NEW YORK (CNNMoney.com) -- The Federal Reserve kept its key interest rate near zero once again Wednesday. It added in a statement that although the economy continues to improve, it intends to stay the course in recent months.
The Fed's decision came just one week after the government reported that the economy grew in the third quarter, the first gain after a severe decline over the previous four quarters.
While it was widely assumed that the central bank would leave its federal funds rate in a range of 0% to 0.25%, economists and investors were eager to see how the Fed described the economy in its statement.
The Fed repeated language from earlier statements that economic conditions are "likely to warrant exceptionally low levels of the federal funds rate for an extended period."
The federal funds rate is a benchmark used to set the rates paid on a wide range of business and consumer loans, such as home equity lines and credit cards. It has been near zero since December 2008.
The central bank added that low inflation expectations, among other things, justify the low rates. Some critics who are worried about inflation have been urging the Fed to raise rates sooner rather than later.
Stocks fluctuated after the Fed's announcement and gave up much of the day's earlier gains in the last half-hour of trading.
The Fed did trim its plans to purchase debt of mortgage finance firms Fannie Mae (FNM, Fortune 500) and Freddie Mac (FRE, Fortune 500) to $175 billion, down $25 billion from its previously announced target. It is going ahead with plans to buy $1.25 trillion of mortgage securities backed by those firms though, and anticipates completing all the purchases by March.
Those purchases are part of the Fed's efforts -- beyond low interest rates -- to pump money into the economy and the battered housing market.
Some economists have been urging the central bank to detail its plans to unwind the close to $2 trillion it has injected into the markets as part of its efforts to spur economic growth.
Critics of Fed policy worry that if the central bank keeps that much extra money in the economy too long, it could also feed inflation down the road. If there is too much money in the system chasing too few goods, that typically leads to higher prices.

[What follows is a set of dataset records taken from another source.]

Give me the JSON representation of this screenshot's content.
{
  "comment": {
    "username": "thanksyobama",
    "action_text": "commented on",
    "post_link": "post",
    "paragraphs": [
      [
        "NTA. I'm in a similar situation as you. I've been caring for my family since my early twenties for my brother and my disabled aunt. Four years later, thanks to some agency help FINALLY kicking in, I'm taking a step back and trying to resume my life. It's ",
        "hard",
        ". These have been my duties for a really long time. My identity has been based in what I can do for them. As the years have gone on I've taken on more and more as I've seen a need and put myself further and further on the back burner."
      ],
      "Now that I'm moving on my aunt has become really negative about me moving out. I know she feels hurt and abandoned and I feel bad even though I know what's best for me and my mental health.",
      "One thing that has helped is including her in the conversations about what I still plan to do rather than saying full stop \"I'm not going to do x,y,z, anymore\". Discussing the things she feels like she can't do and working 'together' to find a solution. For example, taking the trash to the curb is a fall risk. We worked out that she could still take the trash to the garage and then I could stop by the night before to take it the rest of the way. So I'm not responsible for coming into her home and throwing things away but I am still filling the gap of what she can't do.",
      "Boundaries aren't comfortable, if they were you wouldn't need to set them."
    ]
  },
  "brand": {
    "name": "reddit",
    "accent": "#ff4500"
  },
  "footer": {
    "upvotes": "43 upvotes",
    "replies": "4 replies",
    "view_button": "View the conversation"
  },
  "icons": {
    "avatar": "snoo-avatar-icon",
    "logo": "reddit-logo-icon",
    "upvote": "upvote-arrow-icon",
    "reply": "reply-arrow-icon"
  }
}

The Fed said it is monitoring the size and composition of its various programs and is prepared to make changes as warranted. But it reiterated that with the current weakness in the economy, "inflation will remain subdued for some time."
While the decision and statement came as no surprise, they did feed into the growing debate among economists about when the Fed will start raising rates.

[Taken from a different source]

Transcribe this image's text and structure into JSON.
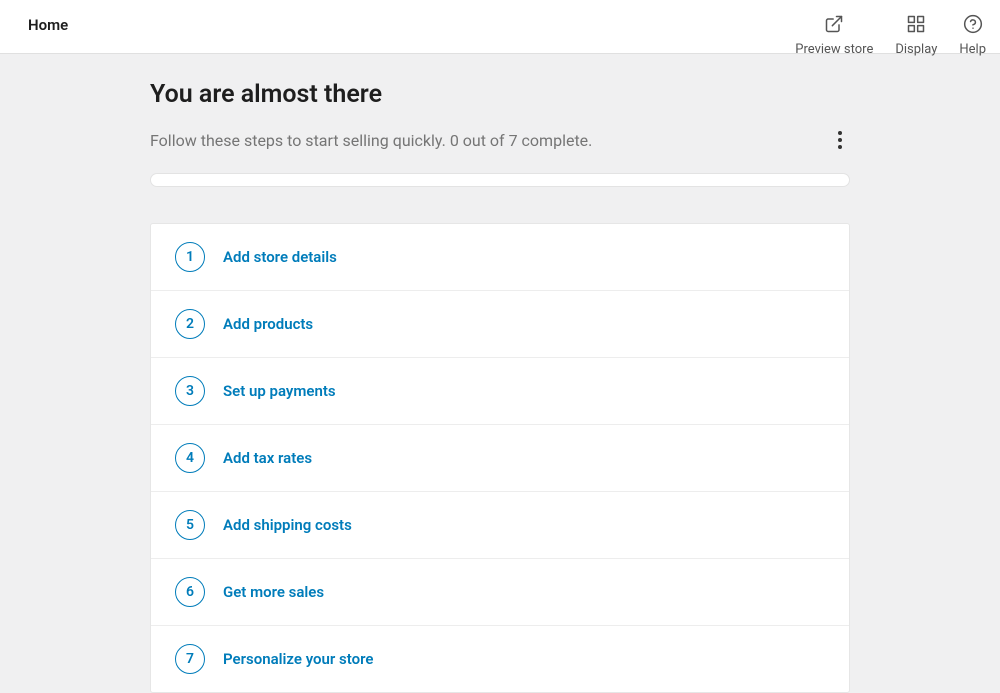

Michael Strauss, chief economist for Commonfund, an asset manager serving nonprofits, said he doesn't think the Fed will be pushed to raise rates in the near term.

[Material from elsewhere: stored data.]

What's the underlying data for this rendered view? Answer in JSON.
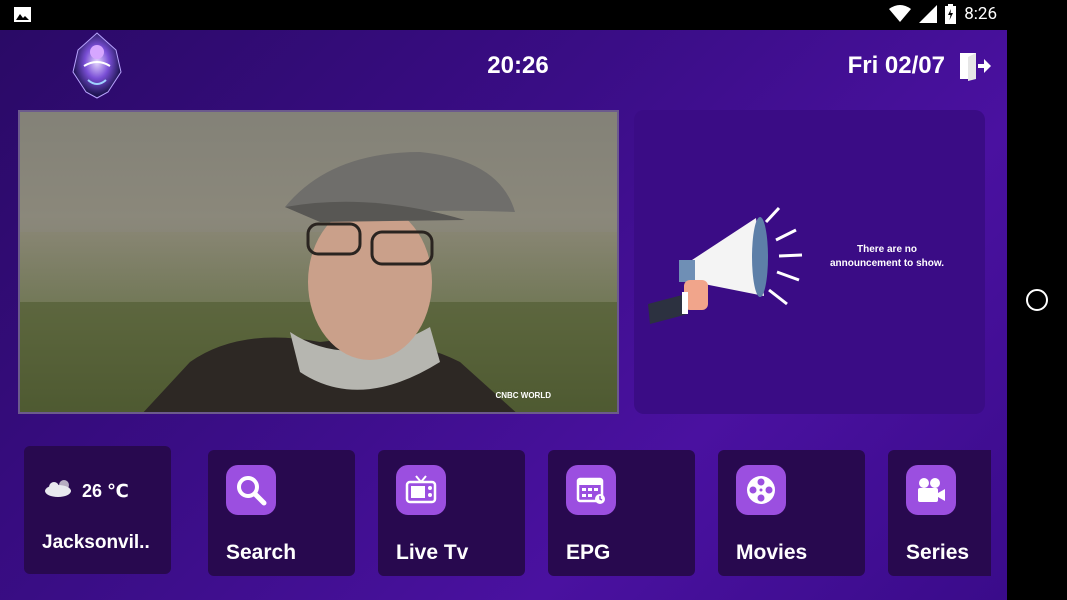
{
  "status_bar": {
    "time": "8:26"
  },
  "header": {
    "clock": "20:26",
    "date": "Fri 02/07"
  },
  "announcement": {
    "text": "There are no announcement to show."
  },
  "video": {
    "channel_badge": "CNBC WORLD"
  },
  "weather": {
    "temperature": "26 ℃",
    "city": "Jacksonvil.."
  },
  "menu": {
    "items": [
      {
        "label": "Search",
        "icon": "search-icon"
      },
      {
        "label": "Live Tv",
        "icon": "tv-icon"
      },
      {
        "label": "EPG",
        "icon": "calendar-icon"
      },
      {
        "label": "Movies",
        "icon": "film-reel-icon"
      },
      {
        "label": "Series",
        "icon": "video-camera-icon"
      }
    ]
  },
  "colors": {
    "accent": "#9b4fe0",
    "tile_bg": "#28094f",
    "panel_bg": "#3a0c85"
  }
}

"I think the Fed is willing to take some chances to make sure the recovery really takes hold," he said, adding that the Fed may begin to modestly raise rates in the spring or summer of next year.
But Mark Zandi, chief economist with Moody's Economy.com, said he thinks the central bank will leave rates near zero at least until the end of next year.
He said even if economic growth picks up, there's little reason to raise rates without any signs of inflation on the horizon.
"They've laid down a few markers we can all watch very carefully for when they'll start," he said. "But I think they're a good solid year away from actually raising interest rates."